Atatürk’ü tarihsel bir mecburiyet sonucunda ortaya çıkan CHP genel başkanlığı parantezi içine sıkıştırıp ilelebed Atatürk-CHP denklemi üzerinden siyaset yapmaya çalışmak, dahası ve en fenası Atatürk’ü yalnızca CHP’nin ve CHP’lilerin parantezine almak ve/ya da Atatürk üzerinden farklı inanan ve yaşayan herkese parmak sallamak Atatürk’ü cumhurun kahir ekseriyetinden kopartmak anlamına gelir. Ne yazık ki CHP’li siyasal seçkinlerin Atatürk’e yaptıkları kötülüklerin başında bu geliyor. Bir de Atatürk’ün partisi olarak tesmiye ettikleri CHP’yi bugün oturttukları yer, Atatürk’ün ruhunu sızlatan bir yerdir.
Herkes bilsin ki Atatürk dönemindeki tek parti dönemine dair yaptığımız objektif saptamalar Atatürk düşmanlığıyla alakalı değildir. Atatürk düşmanı değilim lakin bugünkü CHP’li siyasi seçkinlerin Atatürkçülüğünü de zinhar kabul etmeyenlerdenim.
Şimdi geliyorum mahut CHP’li vekilin hakaretine.
Tabii ki kem söz sahibine aittir.
Şimdi birileri kalkıp o vekil için “Ahlaksız adam, müptezel herif, kanı bozuk” dese olur mu?
Hangi birimiz kabul ederiz bunu?
Şahsen ben etmem.
Ne o vekil için ne de o vekilin genel başkanı için küfür ve hakaret anlamına gelecek hiç bir sözü zinhar kabul etmem.

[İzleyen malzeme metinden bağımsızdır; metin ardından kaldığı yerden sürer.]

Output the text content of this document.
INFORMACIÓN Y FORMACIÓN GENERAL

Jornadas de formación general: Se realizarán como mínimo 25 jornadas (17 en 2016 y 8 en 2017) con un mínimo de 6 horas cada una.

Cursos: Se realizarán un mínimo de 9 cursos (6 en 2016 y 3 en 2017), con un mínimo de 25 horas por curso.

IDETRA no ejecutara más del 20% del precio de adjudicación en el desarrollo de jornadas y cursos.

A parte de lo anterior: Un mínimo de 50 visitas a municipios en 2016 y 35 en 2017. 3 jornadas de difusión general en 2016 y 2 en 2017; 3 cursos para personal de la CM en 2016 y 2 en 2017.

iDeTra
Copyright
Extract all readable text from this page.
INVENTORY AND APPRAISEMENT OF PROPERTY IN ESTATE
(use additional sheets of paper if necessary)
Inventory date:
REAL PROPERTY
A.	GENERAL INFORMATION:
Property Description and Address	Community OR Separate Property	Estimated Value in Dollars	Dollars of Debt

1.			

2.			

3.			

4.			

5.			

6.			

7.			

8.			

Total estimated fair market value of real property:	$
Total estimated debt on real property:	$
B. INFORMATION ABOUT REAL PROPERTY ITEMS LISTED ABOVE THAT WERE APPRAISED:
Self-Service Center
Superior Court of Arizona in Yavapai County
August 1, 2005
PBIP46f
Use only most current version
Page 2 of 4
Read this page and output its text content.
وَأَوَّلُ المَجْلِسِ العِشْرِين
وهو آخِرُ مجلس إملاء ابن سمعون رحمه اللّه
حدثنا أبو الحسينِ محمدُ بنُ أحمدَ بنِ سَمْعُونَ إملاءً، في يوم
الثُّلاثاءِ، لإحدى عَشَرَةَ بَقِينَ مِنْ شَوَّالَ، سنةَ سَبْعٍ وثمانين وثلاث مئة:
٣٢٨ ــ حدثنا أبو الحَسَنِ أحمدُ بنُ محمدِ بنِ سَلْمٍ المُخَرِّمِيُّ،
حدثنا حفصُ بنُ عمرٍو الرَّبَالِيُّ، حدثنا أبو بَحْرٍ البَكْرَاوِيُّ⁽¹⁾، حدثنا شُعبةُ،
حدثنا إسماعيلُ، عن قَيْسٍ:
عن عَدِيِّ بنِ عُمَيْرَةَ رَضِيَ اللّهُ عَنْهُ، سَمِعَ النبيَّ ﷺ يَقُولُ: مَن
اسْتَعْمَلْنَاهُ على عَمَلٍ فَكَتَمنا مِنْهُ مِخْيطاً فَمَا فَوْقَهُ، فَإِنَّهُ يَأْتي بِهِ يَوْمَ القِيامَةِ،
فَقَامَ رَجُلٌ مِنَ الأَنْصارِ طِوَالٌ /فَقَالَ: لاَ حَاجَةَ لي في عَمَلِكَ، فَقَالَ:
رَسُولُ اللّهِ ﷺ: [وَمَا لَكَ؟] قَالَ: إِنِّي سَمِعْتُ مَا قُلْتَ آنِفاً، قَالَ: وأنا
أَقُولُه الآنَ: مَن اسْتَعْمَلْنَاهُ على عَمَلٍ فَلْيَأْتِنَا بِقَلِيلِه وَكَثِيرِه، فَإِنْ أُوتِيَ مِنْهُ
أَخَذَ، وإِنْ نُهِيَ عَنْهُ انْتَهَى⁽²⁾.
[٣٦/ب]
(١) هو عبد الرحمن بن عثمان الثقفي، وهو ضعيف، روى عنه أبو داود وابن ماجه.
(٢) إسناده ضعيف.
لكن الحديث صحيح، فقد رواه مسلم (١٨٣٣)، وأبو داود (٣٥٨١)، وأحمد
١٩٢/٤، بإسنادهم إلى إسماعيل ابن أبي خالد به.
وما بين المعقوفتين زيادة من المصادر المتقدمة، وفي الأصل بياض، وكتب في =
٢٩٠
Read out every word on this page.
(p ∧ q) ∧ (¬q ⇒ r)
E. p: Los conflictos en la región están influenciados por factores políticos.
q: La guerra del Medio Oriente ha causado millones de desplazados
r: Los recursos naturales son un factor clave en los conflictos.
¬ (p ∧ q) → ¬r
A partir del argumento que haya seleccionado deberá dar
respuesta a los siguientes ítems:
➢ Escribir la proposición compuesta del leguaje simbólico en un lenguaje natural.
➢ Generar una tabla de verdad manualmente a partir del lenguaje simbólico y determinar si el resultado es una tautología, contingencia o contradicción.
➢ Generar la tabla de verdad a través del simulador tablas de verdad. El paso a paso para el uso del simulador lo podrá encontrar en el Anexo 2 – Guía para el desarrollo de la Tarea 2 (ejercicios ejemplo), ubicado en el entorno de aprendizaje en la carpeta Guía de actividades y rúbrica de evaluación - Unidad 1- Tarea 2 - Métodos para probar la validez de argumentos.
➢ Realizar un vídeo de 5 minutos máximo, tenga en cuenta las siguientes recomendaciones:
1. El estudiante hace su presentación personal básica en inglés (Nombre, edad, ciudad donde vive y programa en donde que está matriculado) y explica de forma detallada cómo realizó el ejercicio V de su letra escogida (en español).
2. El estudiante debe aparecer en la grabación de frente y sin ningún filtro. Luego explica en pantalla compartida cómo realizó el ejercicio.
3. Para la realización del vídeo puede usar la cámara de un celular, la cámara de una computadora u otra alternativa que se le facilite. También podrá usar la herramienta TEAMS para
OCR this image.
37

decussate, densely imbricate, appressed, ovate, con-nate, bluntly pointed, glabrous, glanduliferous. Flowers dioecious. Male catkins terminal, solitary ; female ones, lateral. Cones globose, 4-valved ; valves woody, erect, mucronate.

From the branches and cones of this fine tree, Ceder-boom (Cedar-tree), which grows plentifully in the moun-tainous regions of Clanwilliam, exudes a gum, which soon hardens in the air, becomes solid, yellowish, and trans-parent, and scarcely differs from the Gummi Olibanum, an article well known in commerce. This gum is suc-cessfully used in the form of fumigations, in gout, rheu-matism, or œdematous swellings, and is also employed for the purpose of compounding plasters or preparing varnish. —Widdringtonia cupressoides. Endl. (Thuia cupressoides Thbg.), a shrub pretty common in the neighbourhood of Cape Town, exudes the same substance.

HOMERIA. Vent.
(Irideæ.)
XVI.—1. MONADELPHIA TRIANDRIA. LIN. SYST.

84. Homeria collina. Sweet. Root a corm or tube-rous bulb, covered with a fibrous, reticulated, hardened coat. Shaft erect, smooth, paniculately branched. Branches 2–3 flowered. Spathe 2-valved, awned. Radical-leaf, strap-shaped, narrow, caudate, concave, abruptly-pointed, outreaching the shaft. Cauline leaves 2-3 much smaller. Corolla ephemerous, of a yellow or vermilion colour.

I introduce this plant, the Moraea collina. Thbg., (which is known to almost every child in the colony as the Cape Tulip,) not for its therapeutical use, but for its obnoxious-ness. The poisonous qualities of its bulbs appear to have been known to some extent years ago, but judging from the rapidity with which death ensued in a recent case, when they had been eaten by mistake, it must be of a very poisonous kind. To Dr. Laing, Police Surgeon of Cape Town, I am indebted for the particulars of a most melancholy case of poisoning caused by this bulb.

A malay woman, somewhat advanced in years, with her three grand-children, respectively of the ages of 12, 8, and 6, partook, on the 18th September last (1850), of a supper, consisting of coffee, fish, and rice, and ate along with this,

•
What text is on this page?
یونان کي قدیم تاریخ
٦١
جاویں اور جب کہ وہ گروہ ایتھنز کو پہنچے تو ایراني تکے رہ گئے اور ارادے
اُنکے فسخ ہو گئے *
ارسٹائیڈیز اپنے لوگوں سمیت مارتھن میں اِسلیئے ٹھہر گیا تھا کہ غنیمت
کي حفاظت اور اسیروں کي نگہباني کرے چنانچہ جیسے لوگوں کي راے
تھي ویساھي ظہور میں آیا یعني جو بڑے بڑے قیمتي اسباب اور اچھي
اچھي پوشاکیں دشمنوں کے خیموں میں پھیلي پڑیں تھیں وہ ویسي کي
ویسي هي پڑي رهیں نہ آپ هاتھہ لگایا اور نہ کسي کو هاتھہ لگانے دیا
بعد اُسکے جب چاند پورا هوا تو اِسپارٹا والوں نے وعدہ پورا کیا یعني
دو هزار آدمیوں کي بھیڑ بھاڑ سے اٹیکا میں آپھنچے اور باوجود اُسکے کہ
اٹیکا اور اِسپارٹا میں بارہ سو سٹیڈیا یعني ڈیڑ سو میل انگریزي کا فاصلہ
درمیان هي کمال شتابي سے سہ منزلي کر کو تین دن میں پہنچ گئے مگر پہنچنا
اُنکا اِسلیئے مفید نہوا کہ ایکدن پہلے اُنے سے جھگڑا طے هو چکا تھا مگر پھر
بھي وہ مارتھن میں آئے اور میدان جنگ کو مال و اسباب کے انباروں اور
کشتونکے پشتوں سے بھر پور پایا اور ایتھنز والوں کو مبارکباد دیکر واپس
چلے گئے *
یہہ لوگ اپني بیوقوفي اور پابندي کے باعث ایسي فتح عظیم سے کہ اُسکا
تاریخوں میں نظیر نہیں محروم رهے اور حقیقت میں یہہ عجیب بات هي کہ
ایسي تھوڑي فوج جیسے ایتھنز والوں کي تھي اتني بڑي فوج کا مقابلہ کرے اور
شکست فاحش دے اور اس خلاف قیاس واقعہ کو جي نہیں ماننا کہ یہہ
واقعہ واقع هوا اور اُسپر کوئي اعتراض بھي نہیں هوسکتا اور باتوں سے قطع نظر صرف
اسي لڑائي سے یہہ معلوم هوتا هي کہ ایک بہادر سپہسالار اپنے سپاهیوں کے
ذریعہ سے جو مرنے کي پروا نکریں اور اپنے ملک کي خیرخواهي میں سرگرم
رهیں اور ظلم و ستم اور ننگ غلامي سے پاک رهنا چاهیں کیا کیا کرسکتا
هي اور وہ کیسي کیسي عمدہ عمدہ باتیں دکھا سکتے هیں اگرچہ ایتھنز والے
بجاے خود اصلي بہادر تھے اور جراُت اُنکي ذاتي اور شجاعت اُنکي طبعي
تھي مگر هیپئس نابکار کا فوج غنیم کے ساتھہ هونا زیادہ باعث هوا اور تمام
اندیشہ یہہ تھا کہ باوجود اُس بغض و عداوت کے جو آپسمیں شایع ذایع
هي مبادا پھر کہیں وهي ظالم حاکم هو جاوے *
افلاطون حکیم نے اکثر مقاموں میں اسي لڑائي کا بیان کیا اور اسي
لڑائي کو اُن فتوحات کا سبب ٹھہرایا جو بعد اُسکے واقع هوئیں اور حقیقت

Bunu söyleyen çıksa da eleştiririm.
Çünkü herkes kendine yakışanı yapar.
Keşke o edeple bağdaşmayan lafı ettiğinde dinleyenler anında itiraz etselerdi diyorum.
Keşke CHP parti sözcüsü, Cumhurbaşkanımız için söylenmiş o lafı kabul edilemez bulduğunu açıklasaydı diyorum.
Keşke diyorum o vekilin kendisi çıkıp özür dileme erdemliliğinde bulunsa!
Adam ol kişidir ki kendisine söylenmesini istemediği hiç bir lafı başkasına demez!
Eskiler boşa dememiş elbet: Bir insanın üslubu, nasıl bir adam olduğunu gösterir.